A State Earned Income Tax Credit Would Have Helped Thousands on Tax Day

Have you filed your taxes yet? I certainly hope so – as we were reminded in countless news stories and in tv commercials that April 15 (or this year, the 17th since the 15th fell on a Sunday) was the due date for taxes. As I worked through my forms, and submitted them online, I kept reflecting on the fact that I was doing my part.

My taxes fund infrastructure, programs, and services that almost every single person in the U.S. and in Kentucky rely on and use, including roads, schools, parks, traffic lights, stop signs, sidewalks, sewers,  safe milk and food, safe prescription drugs and safe work environments.

In addition to these things we all rely on – my taxes fund other programs and services. These are programs and services that while I, and many Americans don’t need now, we may need if we lose a job, have a health emergency, lose a loved one, or encounter another crises that makes it difficult to pay the bills, purchase food, and make ends meet. Some of these programs include the school lunch program, which helps school kids get at least one full meal a day; food stamps, which help struggling families pay for food; and the Earned Income Tax Credit (EITC), which has multiple benefits for families, as well as local communities.
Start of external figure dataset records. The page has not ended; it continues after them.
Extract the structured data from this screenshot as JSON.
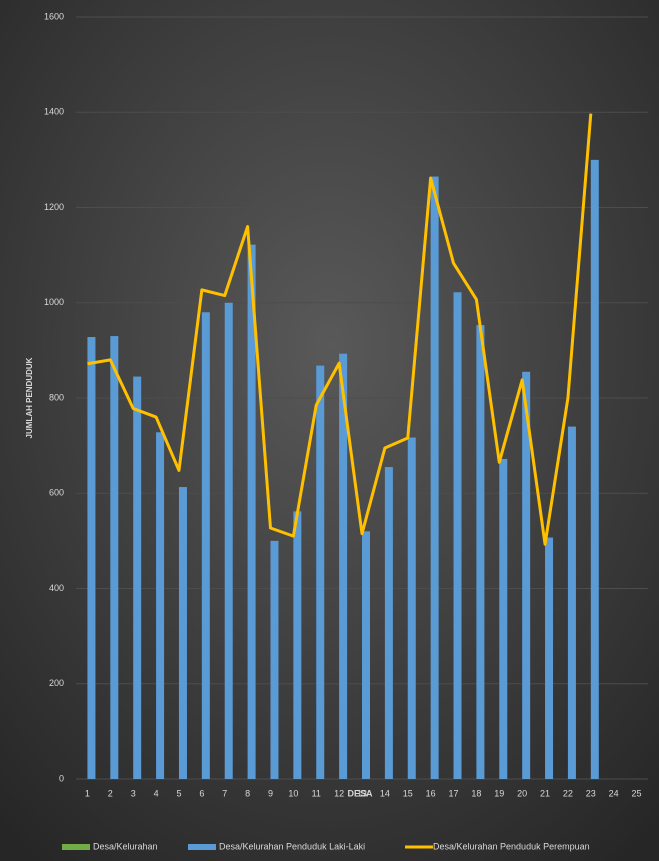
{
  "chart_data": {
    "type": "bar_line",
    "x_label": "DESA",
    "y_label": "JUMLAH PENDUDUK",
    "categories": [
      1,
      2,
      3,
      4,
      5,
      6,
      7,
      8,
      9,
      10,
      11,
      12,
      13,
      14,
      15,
      16,
      17,
      18,
      19,
      20,
      21,
      22,
      23,
      24,
      25
    ],
    "series": [
      {
        "name": "Desa/Kelurahan",
        "color": "#70ad47",
        "kind": "bar",
        "values": [
          null,
          null,
          null,
          null,
          null,
          null,
          null,
          null,
          null,
          null,
          null,
          null,
          null,
          null,
          null,
          null,
          null,
          null,
          null,
          null,
          null,
          null,
          null,
          null,
          null
        ]
      },
      {
        "name": "Desa/Kelurahan Penduduk Laki-Laki",
        "color": "#5b9bd5",
        "kind": "bar",
        "values": [
          928,
          930,
          845,
          728,
          613,
          980,
          1000,
          1122,
          500,
          562,
          868,
          893,
          520,
          655,
          717,
          1265,
          1022,
          953,
          672,
          855,
          507,
          740,
          1300,
          null,
          null
        ]
      },
      {
        "name": "Desa/Kelurahan Penduduk Perempuan",
        "color": "#ffc000",
        "kind": "line",
        "values": [
          872,
          880,
          778,
          760,
          648,
          1027,
          1015,
          1160,
          527,
          510,
          785,
          873,
          515,
          695,
          716,
          1262,
          1083,
          1007,
          665,
          838,
          493,
          800,
          1397,
          null,
          null
        ]
      }
    ],
    "ylim": [
      0,
      1600
    ],
    "yticks": [
      0,
      200,
      400,
      600,
      800,
      1000,
      1200,
      1400,
      1600
    ],
    "grid": true,
    "legend": "bottom"
  }
}
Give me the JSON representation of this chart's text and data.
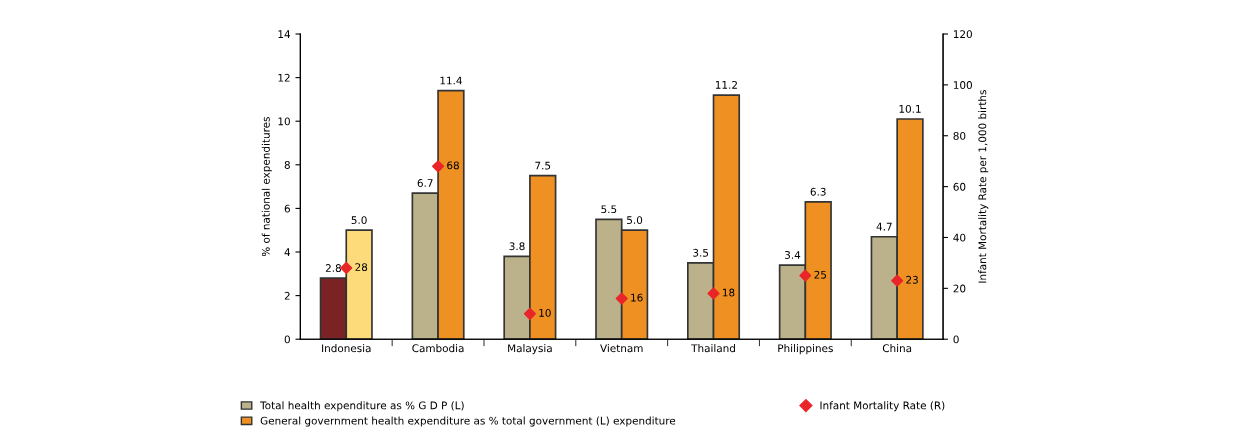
{
  "chart_data": {
    "type": "bar",
    "ylabel": "% of national expenditures",
    "y2label": "Infant Mortality Rate per 1,000 births",
    "categories": [
      "Indonesia",
      "Cambodia",
      "Malaysia",
      "Vietnam",
      "Thailand",
      "Philippines",
      "China"
    ],
    "series": [
      {
        "name": "Total health expenditure as % G D P (L)",
        "color": "#bbb28b",
        "colors": [
          "#7b2224",
          "#bbb28b",
          "#bbb28b",
          "#bbb28b",
          "#bbb28b",
          "#bbb28b",
          "#bbb28b"
        ],
        "values": [
          2.8,
          6.7,
          3.8,
          5.5,
          3.5,
          3.4,
          4.7
        ],
        "value_labels": [
          "2.8",
          "6.7",
          "3.8",
          "5.5",
          "3.5",
          "3.4",
          "4.7"
        ]
      },
      {
        "name": "General government health expenditure as % total government (L) expenditure",
        "color": "#ee9022",
        "colors": [
          "#fddb7a",
          "#ee9022",
          "#ee9022",
          "#ee9022",
          "#ee9022",
          "#ee9022",
          "#ee9022"
        ],
        "values": [
          5.0,
          11.4,
          7.5,
          5.0,
          11.2,
          6.3,
          10.1
        ],
        "value_labels": [
          "5.0",
          "11.4",
          "7.5",
          "5.0",
          "11.2",
          "6.3",
          "10.1"
        ]
      },
      {
        "name": "Infant Mortality Rate (R)",
        "type": "scatter",
        "axis": "y2",
        "color": "#e8262a",
        "marker": "diamond",
        "x": [
          "Indonesia",
          "Cambodia",
          "Malaysia",
          "Vietnam",
          "Thailand",
          "Philippines",
          "China"
        ],
        "values": [
          28,
          68,
          10,
          16,
          18,
          25,
          23
        ]
      }
    ],
    "ylim": [
      0,
      14
    ],
    "yticks": [
      0,
      2,
      4,
      6,
      8,
      10,
      12,
      14
    ],
    "y2lim": [
      0,
      120
    ],
    "y2ticks": [
      0,
      20,
      40,
      60,
      80,
      100,
      120
    ],
    "data_labels": true,
    "legend": "bottom",
    "grid": false
  }
}
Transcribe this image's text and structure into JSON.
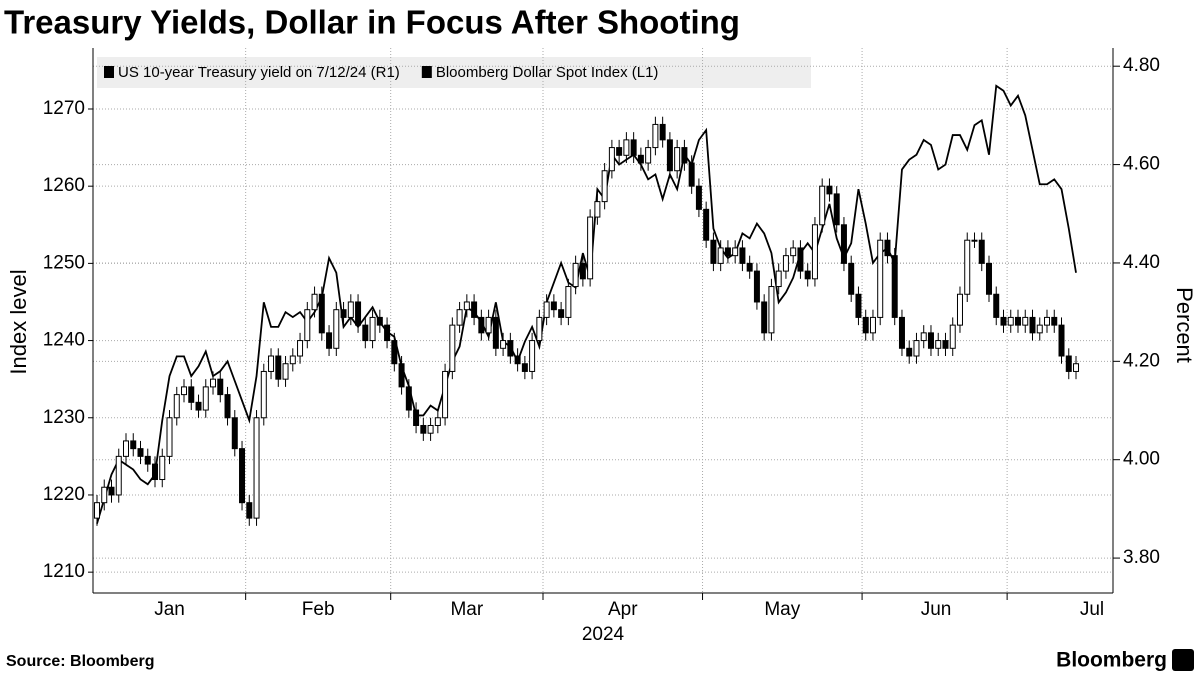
{
  "chart_data": {
    "type": "candlestick",
    "title": "Treasury Yields, Dollar in Focus After Shooting",
    "xlabel": "2024",
    "ylabel": "Index level",
    "y2label": "Percent",
    "source": "Source: Bloomberg",
    "brand": "Bloomberg",
    "categories": [
      null,
      null,
      null,
      null,
      null,
      null,
      null,
      null,
      null,
      null,
      null,
      null,
      null,
      null,
      null,
      null,
      null,
      null,
      null,
      null,
      null,
      null,
      null,
      null,
      null,
      null,
      null,
      null,
      null,
      null,
      null,
      null,
      null,
      null,
      null,
      null,
      null,
      null,
      null,
      null,
      null,
      null,
      null,
      null,
      null,
      null,
      null,
      null,
      null,
      null,
      null,
      null,
      null,
      null,
      null,
      null,
      null,
      null,
      null,
      null,
      null,
      null,
      null,
      null,
      null,
      null,
      null,
      null,
      null,
      null,
      null,
      null,
      null,
      null,
      null,
      null,
      null,
      null,
      null,
      null,
      null,
      null,
      null,
      null,
      null,
      null,
      null,
      null,
      null,
      null,
      null,
      null,
      null,
      null,
      null,
      null,
      null,
      null,
      null,
      null,
      null,
      null,
      null,
      null,
      null,
      null,
      null,
      null,
      null,
      null,
      null,
      null,
      null,
      null,
      null,
      null,
      null,
      null,
      null,
      null,
      null,
      null,
      null,
      null,
      null,
      null,
      null,
      null,
      null,
      null,
      null,
      null,
      null,
      null,
      null,
      null
    ],
    "xlim": [
      -0.55,
      140.1
    ],
    "xticks": [
      {
        "value": 10,
        "label": "Jan"
      },
      {
        "value": 30.5,
        "label": "Feb"
      },
      {
        "value": 51,
        "label": "Mar"
      },
      {
        "value": 72.5,
        "label": "Apr"
      },
      {
        "value": 94.5,
        "label": "May"
      },
      {
        "value": 115.7,
        "label": "Jun"
      },
      {
        "value": 137.2,
        "label": "Jul"
      }
    ],
    "xgrid": [
      20.5,
      40.5,
      61.5,
      83.5,
      105.5,
      125.5
    ],
    "ylim": [
      1207.3,
      1277.9
    ],
    "yticks": [
      1210,
      1220,
      1230,
      1240,
      1250,
      1260,
      1270
    ],
    "y2lim": [
      3.729,
      4.837
    ],
    "y2ticks": [
      {
        "value": 3.8,
        "label": "3.80"
      },
      {
        "value": 4.0,
        "label": "4.00"
      },
      {
        "value": 4.2,
        "label": "4.20"
      },
      {
        "value": 4.4,
        "label": "4.40"
      },
      {
        "value": 4.6,
        "label": "4.60"
      },
      {
        "value": 4.8,
        "label": "4.80"
      }
    ],
    "grid": true,
    "legend": "top-left",
    "series": [
      {
        "name": "US 10-year Treasury yield on 7/12/24 (R1)",
        "type": "line",
        "axis": "y2",
        "color": "#000000",
        "values": [
          3.87,
          3.92,
          3.97,
          4.0,
          3.99,
          3.98,
          3.96,
          3.95,
          3.97,
          4.08,
          4.17,
          4.21,
          4.21,
          4.17,
          4.19,
          4.22,
          4.17,
          4.18,
          4.2,
          4.16,
          4.12,
          4.08,
          4.17,
          4.32,
          4.27,
          4.27,
          4.3,
          4.29,
          4.3,
          4.28,
          4.3,
          4.33,
          4.41,
          4.38,
          4.27,
          4.29,
          4.27,
          4.29,
          4.31,
          4.28,
          4.26,
          4.25,
          4.19,
          4.15,
          4.09,
          4.09,
          4.11,
          4.1,
          4.15,
          4.2,
          4.23,
          4.31,
          4.3,
          4.28,
          4.25,
          4.32,
          4.24,
          4.23,
          4.2,
          4.24,
          4.27,
          4.23,
          4.32,
          4.36,
          4.4,
          4.36,
          4.35,
          4.42,
          4.37,
          4.55,
          4.53,
          4.62,
          4.6,
          4.61,
          4.62,
          4.6,
          4.57,
          4.58,
          4.53,
          4.58,
          4.55,
          4.62,
          4.6,
          4.65,
          4.67,
          4.47,
          4.43,
          4.41,
          4.42,
          4.46,
          4.45,
          4.48,
          4.46,
          4.42,
          4.32,
          4.34,
          4.37,
          4.42,
          4.44,
          4.42,
          4.47,
          4.52,
          4.45,
          4.41,
          4.44,
          4.55,
          4.48,
          4.4,
          4.42,
          4.43,
          4.4,
          4.59,
          4.61,
          4.62,
          4.65,
          4.64,
          4.59,
          4.6,
          4.66,
          4.66,
          4.63,
          4.68,
          4.69,
          4.62,
          4.76,
          4.75,
          4.72,
          4.74,
          4.7,
          4.63,
          4.56,
          4.56,
          4.57,
          4.55,
          4.47,
          4.38
        ]
      },
      {
        "name": "Bloomberg Dollar Spot Index (L1)",
        "type": "candlestick",
        "up_color": "#ffffff",
        "down_color": "#000000",
        "color": "#000000",
        "open": [
          1217,
          1219,
          1221,
          1220,
          1225,
          1227,
          1226,
          1225,
          1224,
          1222,
          1225,
          1230,
          1233,
          1234,
          1232,
          1231,
          1234,
          1235,
          1233,
          1230,
          1226,
          1219,
          1217,
          1230,
          1236,
          1238,
          1235,
          1237,
          1238,
          1240,
          1244,
          1246,
          1241,
          1239,
          1244,
          1243,
          1245,
          1242,
          1240,
          1243,
          1242,
          1240,
          1237,
          1234,
          1231,
          1229,
          1228,
          1229,
          1230,
          1236,
          1242,
          1244,
          1245,
          1243,
          1241,
          1243,
          1239,
          1240,
          1238,
          1237,
          1236,
          1240,
          1243,
          1245,
          1244,
          1243,
          1247,
          1250,
          1248,
          1256,
          1258,
          1262,
          1265,
          1264,
          1266,
          1264,
          1263,
          1265,
          1268,
          1266,
          1262,
          1265,
          1263,
          1260,
          1257,
          1253,
          1250,
          1252,
          1251,
          1252,
          1250,
          1249,
          1245,
          1241,
          1247,
          1249,
          1251,
          1252,
          1249,
          1248,
          1255,
          1260,
          1259,
          1255,
          1250,
          1246,
          1243,
          1241,
          1243,
          1253,
          1251,
          1243,
          1239,
          1238,
          1240,
          1241,
          1239,
          1240,
          1239,
          1242,
          1246,
          1253,
          1253,
          1250,
          1246,
          1243,
          1242,
          1243,
          1242,
          1243,
          1241,
          1242,
          1243,
          1242,
          1238,
          1236
        ],
        "high": [
          1220,
          1222,
          1222,
          1226,
          1228,
          1228,
          1227,
          1226,
          1225,
          1226,
          1231,
          1234,
          1235,
          1235,
          1233,
          1235,
          1236,
          1236,
          1234,
          1231,
          1227,
          1220,
          1231,
          1237,
          1239,
          1239,
          1238,
          1239,
          1241,
          1245,
          1247,
          1247,
          1242,
          1245,
          1245,
          1246,
          1246,
          1243,
          1244,
          1244,
          1243,
          1241,
          1238,
          1235,
          1232,
          1230,
          1230,
          1231,
          1237,
          1243,
          1245,
          1246,
          1246,
          1244,
          1244,
          1244,
          1241,
          1241,
          1239,
          1238,
          1241,
          1244,
          1246,
          1246,
          1245,
          1248,
          1251,
          1251,
          1257,
          1259,
          1263,
          1266,
          1266,
          1267,
          1267,
          1265,
          1266,
          1269,
          1269,
          1267,
          1266,
          1266,
          1264,
          1261,
          1258,
          1254,
          1253,
          1253,
          1253,
          1253,
          1251,
          1250,
          1246,
          1248,
          1250,
          1252,
          1253,
          1253,
          1250,
          1256,
          1261,
          1261,
          1260,
          1256,
          1251,
          1247,
          1244,
          1244,
          1254,
          1254,
          1252,
          1244,
          1240,
          1241,
          1242,
          1242,
          1241,
          1241,
          1243,
          1247,
          1254,
          1254,
          1254,
          1251,
          1247,
          1244,
          1244,
          1244,
          1244,
          1244,
          1243,
          1244,
          1244,
          1243,
          1239,
          1238
        ],
        "low": [
          1216,
          1218,
          1219,
          1219,
          1224,
          1225,
          1224,
          1223,
          1221,
          1221,
          1224,
          1229,
          1232,
          1231,
          1230,
          1230,
          1233,
          1232,
          1229,
          1225,
          1218,
          1216,
          1216,
          1229,
          1235,
          1234,
          1234,
          1236,
          1237,
          1239,
          1243,
          1240,
          1238,
          1238,
          1242,
          1242,
          1241,
          1239,
          1239,
          1241,
          1239,
          1236,
          1233,
          1230,
          1228,
          1227,
          1227,
          1228,
          1229,
          1235,
          1241,
          1243,
          1242,
          1240,
          1240,
          1238,
          1238,
          1237,
          1236,
          1235,
          1235,
          1239,
          1242,
          1243,
          1242,
          1242,
          1246,
          1247,
          1247,
          1255,
          1257,
          1261,
          1263,
          1263,
          1263,
          1262,
          1262,
          1264,
          1265,
          1261,
          1261,
          1262,
          1259,
          1256,
          1252,
          1249,
          1249,
          1250,
          1250,
          1249,
          1248,
          1244,
          1240,
          1240,
          1246,
          1248,
          1250,
          1248,
          1247,
          1247,
          1254,
          1258,
          1254,
          1249,
          1245,
          1242,
          1240,
          1240,
          1242,
          1250,
          1242,
          1238,
          1237,
          1237,
          1239,
          1238,
          1238,
          1238,
          1238,
          1241,
          1245,
          1252,
          1249,
          1245,
          1242,
          1241,
          1241,
          1241,
          1241,
          1240,
          1240,
          1241,
          1241,
          1237,
          1235,
          1235
        ],
        "close": [
          1219,
          1221,
          1220,
          1225,
          1227,
          1226,
          1225,
          1224,
          1222,
          1225,
          1230,
          1233,
          1234,
          1232,
          1231,
          1234,
          1235,
          1233,
          1230,
          1226,
          1219,
          1217,
          1230,
          1236,
          1238,
          1235,
          1237,
          1238,
          1240,
          1244,
          1246,
          1241,
          1239,
          1244,
          1243,
          1245,
          1242,
          1240,
          1243,
          1242,
          1240,
          1237,
          1234,
          1231,
          1229,
          1228,
          1229,
          1230,
          1236,
          1242,
          1244,
          1245,
          1243,
          1241,
          1243,
          1239,
          1240,
          1238,
          1237,
          1236,
          1240,
          1243,
          1245,
          1244,
          1243,
          1247,
          1250,
          1248,
          1256,
          1258,
          1262,
          1265,
          1264,
          1266,
          1264,
          1263,
          1265,
          1268,
          1266,
          1262,
          1265,
          1263,
          1260,
          1257,
          1253,
          1250,
          1252,
          1251,
          1252,
          1250,
          1249,
          1245,
          1241,
          1247,
          1249,
          1251,
          1252,
          1249,
          1248,
          1255,
          1260,
          1259,
          1255,
          1250,
          1246,
          1243,
          1241,
          1243,
          1253,
          1251,
          1243,
          1239,
          1238,
          1240,
          1241,
          1239,
          1240,
          1239,
          1242,
          1246,
          1253,
          1253,
          1250,
          1246,
          1243,
          1242,
          1243,
          1242,
          1243,
          1241,
          1242,
          1243,
          1242,
          1238,
          1236,
          1237
        ]
      }
    ]
  }
}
On tax day this year, I would have liked to know that some of my tax dollars were going back to Kentucky families through a state, refundable EITC. Unfortunately, thousands of Kentucky families in need lost out because the Commonwealth has not adopted a state Earned Income Tax Credit (EITC) like 25 others states have. Thousands of Kentucky families and communities could see immediate and long term benefits, at very little cost to the state, if policymakers implemented a state EITC. Check out our issue brief on the topic, which we released on Tuesday.  We examine the federal EITC’s 30-year track record of lifting children and families out of poverty and highlight the benefits a state EITC would provide to the Commonwealth.

 

In 2008, the federal EITC put $760 million into the pockets of Kentuckians, helping working families with various occupations close the gap between what they earn and what they need to make ends meet. For example, a married Licensed Practical Nurse with two children making an average salary of about $37,300, would qualify for a Federal EITC of $1,752.

Twenty-one percent of federal individual income tax filers in Kentucky received the federal EITC in 2008. In twenty-three counties, at least 30 percent of all filers received the EITC, with as many as 39 percent in McCreary County. Even in Oldham County, the state’s wealthiest, nearly one in ten filers claimed the federal EITC.  A state EITC would further help these families make ends meet while also helping local economies.

In the brief, A State Earned Income Tax Credit Would Help Kentucky Families and Local Economies, Kentucky Youth Advocates points out several benefits of a state EITC, here are some of them:

  • An EITC return does more than help families make ends meet. Research shows that children do better in school when their families bring in more money. When a child’s standing in school improves, the chances that they will earn more as adults increases – a long term benefit for us all.
  • Many workers save a portion of their EITC for education. Whether that means a parent pursues additional education for themselves, or they can send their children to college, Kentucky businesses and the economy benefit from having a more educated and skilled workforce.
  • State and federal EITCs can also generate local economic activity. Research indicates that every $1.00 of EITC refund for taxpayers generates local economic activity worth $1.07 in Nashville; $1.40 in Fresno; $1.58 in San Antonio; and $1.67 in Michigan.
  • The state EITC is a relatively inexpensive way of helping children, families and local economies in Kentucky. An EITC calculated at 15 percent of the federal EITC would cost Kentucky an estimated $114 million and would provide an average credit of $300 to qualified families. This is just a little over one percent of budgeted 2013 spending. Because adding a state EITC only requires a few additional lines on the state tax forms, it has very low administrative costs.

At the end of this tax season, and what will soon be the end of the 2012 Kentucky General Assembly, I look forward to when Kentucky’s leaders can join the twenty-five states that have eased the state tax burden for struggling families. National leaders from Presidents Nixon and Reagan to Presidents Clinton and Obama have understood the power of the EITC, and Kentucky’s leaders should make it a priority so Kentucky’s families and local economies can prosper.